Most days at sea were mundane: “Today we have had the usual quantity of squaring and washing down decks and the other duties which make up the routine of duty aboard ship. I am afraid if you would see me all dirta I am that you would hardly know me.”

June 9, 1852, Seaman’s Journal

But others were filled with weather-related challenges: “Today we are having a decidedly wet day of it. It is nothing but one steady drenching rain all the while. Oil clothes are not of much use, especially such oil clothes as mine. All hands have taken off their shoes and are wading round the decks bare footed.”

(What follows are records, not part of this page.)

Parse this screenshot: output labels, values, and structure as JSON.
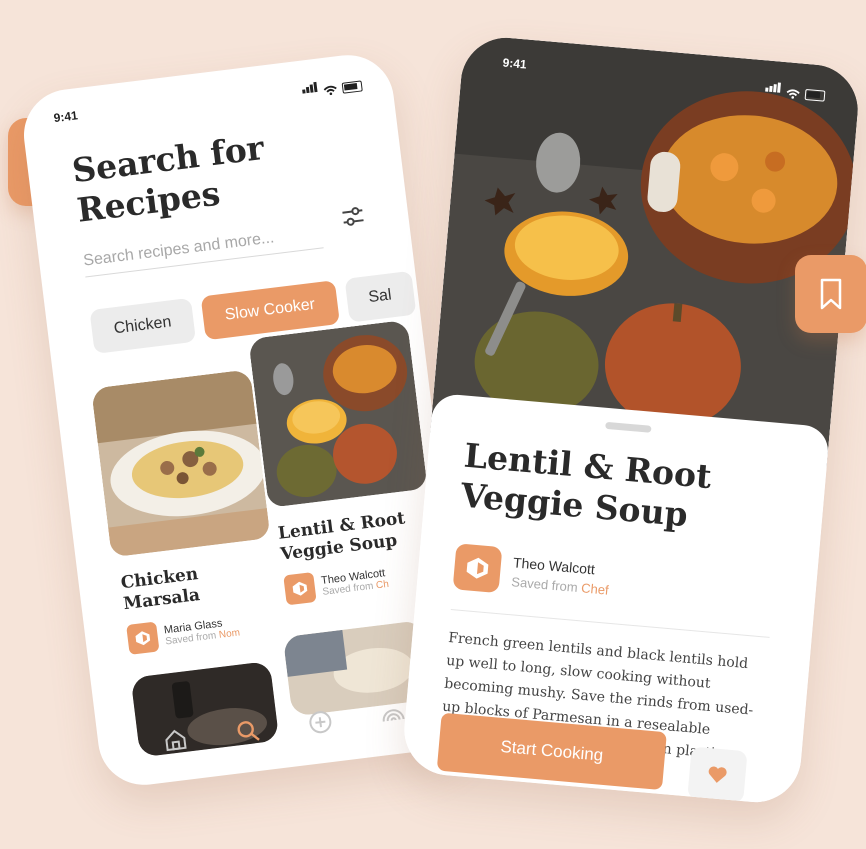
{
  "colors": {
    "accent": "#ea9a67",
    "background": "#f6e4d9",
    "text": "#2a2a2a"
  },
  "search_screen": {
    "status_time": "9:41",
    "title_line1": "Search for",
    "title_line2": "Recipes",
    "search_placeholder": "Search recipes and more...",
    "chips": [
      "Chicken",
      "Slow Cooker",
      "Sal"
    ],
    "cards": [
      {
        "title": "Chicken Marsala",
        "author": "Maria Glass",
        "saved_prefix": "Saved from",
        "saved_source": "Nom"
      },
      {
        "title": "Lentil & Root Veggie Soup",
        "author": "Theo Walcott",
        "saved_prefix": "Saved from",
        "saved_source": "Ch"
      }
    ],
    "tabbar_icons": [
      "home-icon",
      "search-icon",
      "add-icon",
      "rainbow-icon"
    ]
  },
  "detail_screen": {
    "status_time": "9:41",
    "title": "Lentil & Root Veggie Soup",
    "author": "Theo Walcott",
    "saved_prefix": "Saved from",
    "saved_source": "Chef",
    "description": "French green lentils and black lentils hold up well to long, slow cooking without becoming mushy. Save the rinds from used-up blocks of Parmesan in a resealable plastic bag or tightly wrapped in plastic wrap in the freezer. The",
    "start_button": "Start Cooking"
  }
}
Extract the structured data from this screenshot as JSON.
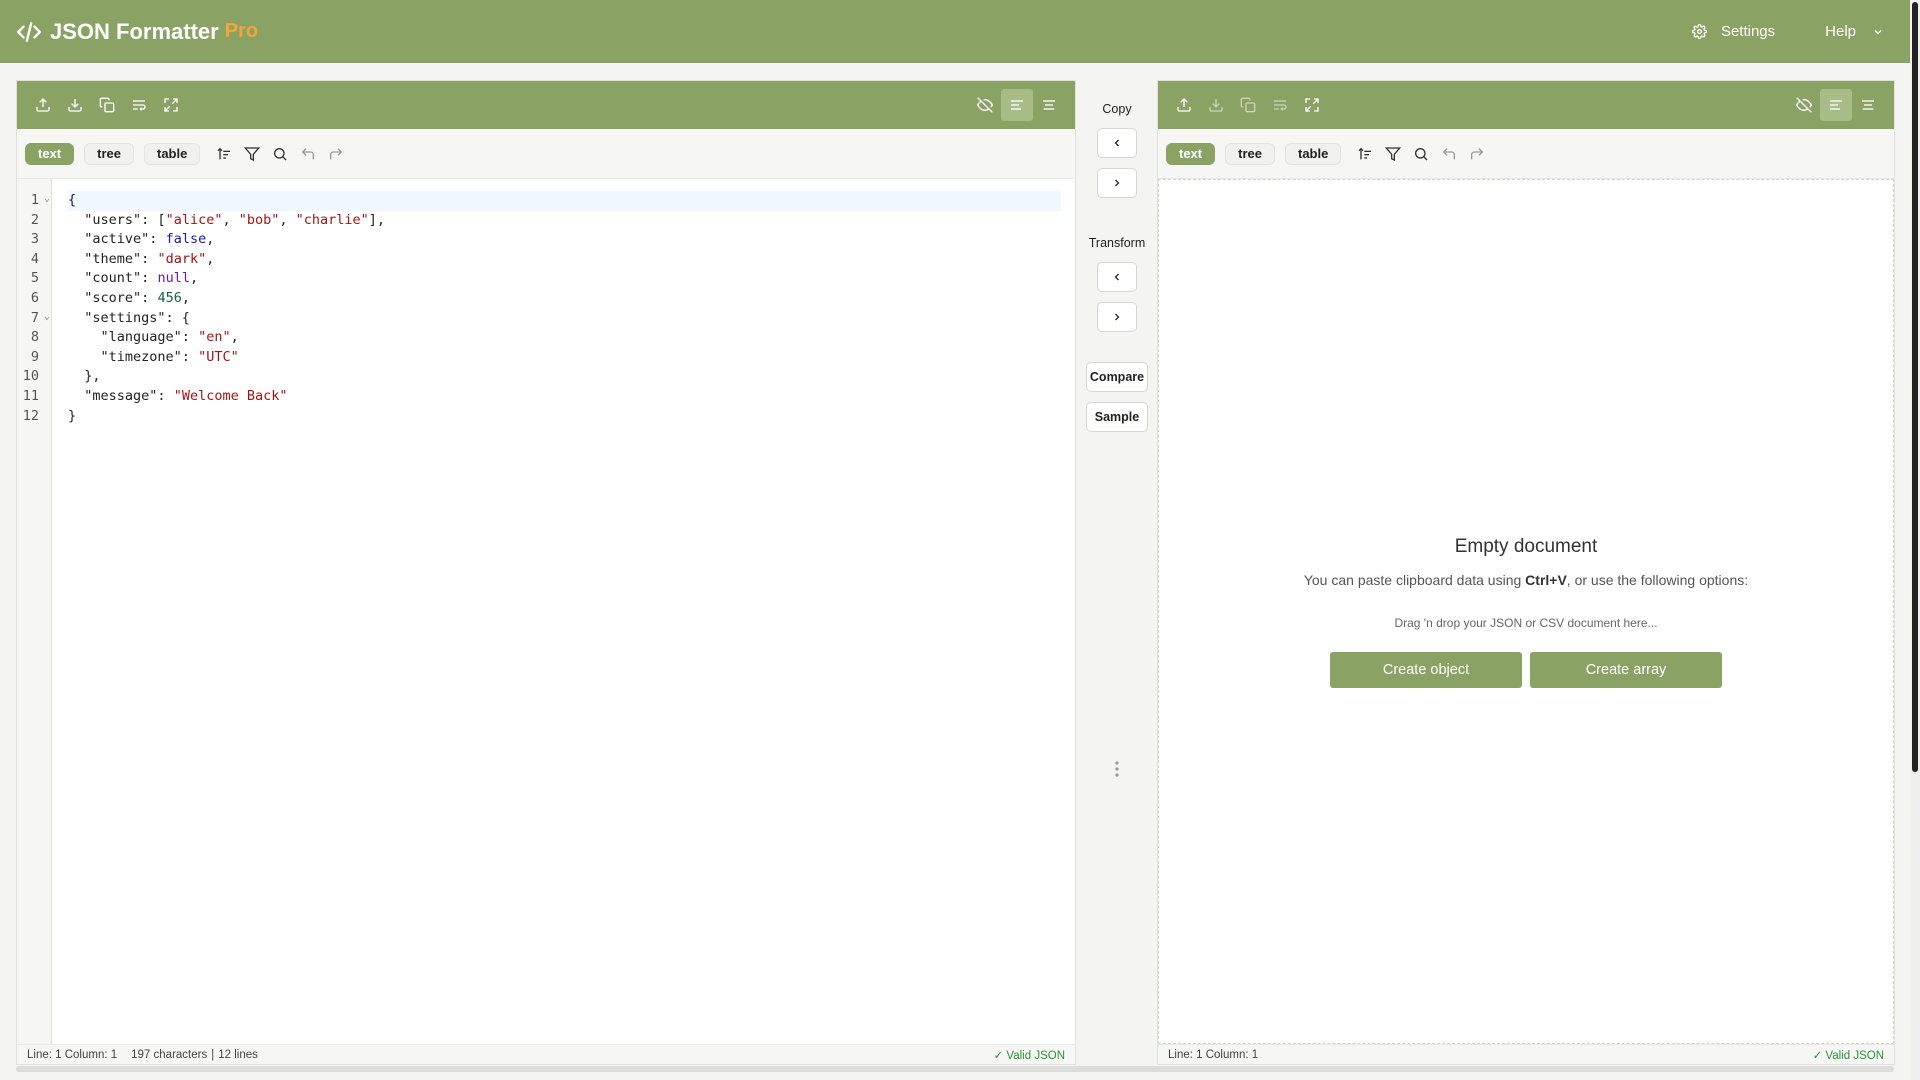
{
  "app": {
    "title": "JSON Formatter",
    "badge": "Pro"
  },
  "topnav": {
    "settings": "Settings",
    "help": "Help"
  },
  "left": {
    "modes": [
      "text",
      "tree",
      "table"
    ],
    "active_mode": "text",
    "line_numbers": [
      "1",
      "2",
      "3",
      "4",
      "5",
      "6",
      "7",
      "8",
      "9",
      "10",
      "11",
      "12"
    ],
    "status": {
      "position": "Line: 1 Column: 1",
      "chars": "197 characters",
      "lines": "12 lines",
      "valid": "✓ Valid JSON"
    }
  },
  "middle": {
    "copy_label": "Copy",
    "transform_label": "Transform",
    "compare": "Compare",
    "sample": "Sample"
  },
  "right": {
    "modes": [
      "text",
      "tree",
      "table"
    ],
    "empty_title": "Empty document",
    "empty_sub_pre": "You can paste clipboard data using ",
    "empty_sub_key": "Ctrl+V",
    "empty_sub_post": ", or use the following options:",
    "drag_note": "Drag 'n drop your JSON or CSV document here...",
    "create_object": "Create object",
    "create_array": "Create array",
    "status": {
      "position": "Line: 1 Column: 1",
      "valid": "✓ Valid JSON"
    }
  },
  "code": {
    "l1": "{",
    "users_key": "\"users\"",
    "users_v1": "\"alice\"",
    "users_v2": "\"bob\"",
    "users_v3": "\"charlie\"",
    "active_key": "\"active\"",
    "active_val": "false",
    "theme_key": "\"theme\"",
    "theme_val": "\"dark\"",
    "count_key": "\"count\"",
    "count_val": "null",
    "score_key": "\"score\"",
    "score_val": "456",
    "settings_key": "\"settings\"",
    "language_key": "\"language\"",
    "language_val": "\"en\"",
    "timezone_key": "\"timezone\"",
    "timezone_val": "\"UTC\"",
    "message_key": "\"message\"",
    "message_val": "\"Welcome Back\"",
    "l12": "}"
  }
}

June 11, 1852, Seaman’s Journal

The ship often encountered squalls which challenged him: “You have no idea what uncomfortable things these squall are. The first you see of them is a black cloud rising to windward, next it commences blowing so that the lighter sails are clewed up, then in commences raining, and how it rains, suffice it to say that in two minutes you are completely soaked through, and are obliged to remain so for the rest of your watch on deck.”

June 30, 1852, Seaman's Journal

James analyzed his shortcomings and sought to overcome them: “I find that my two greatest drawbacks against making a good sailor is carelessness and forgetfulness, and you have no idea what a quantity of trouble they cause me. But I am determined to conquer them both and I think I have already made some progress towards it.”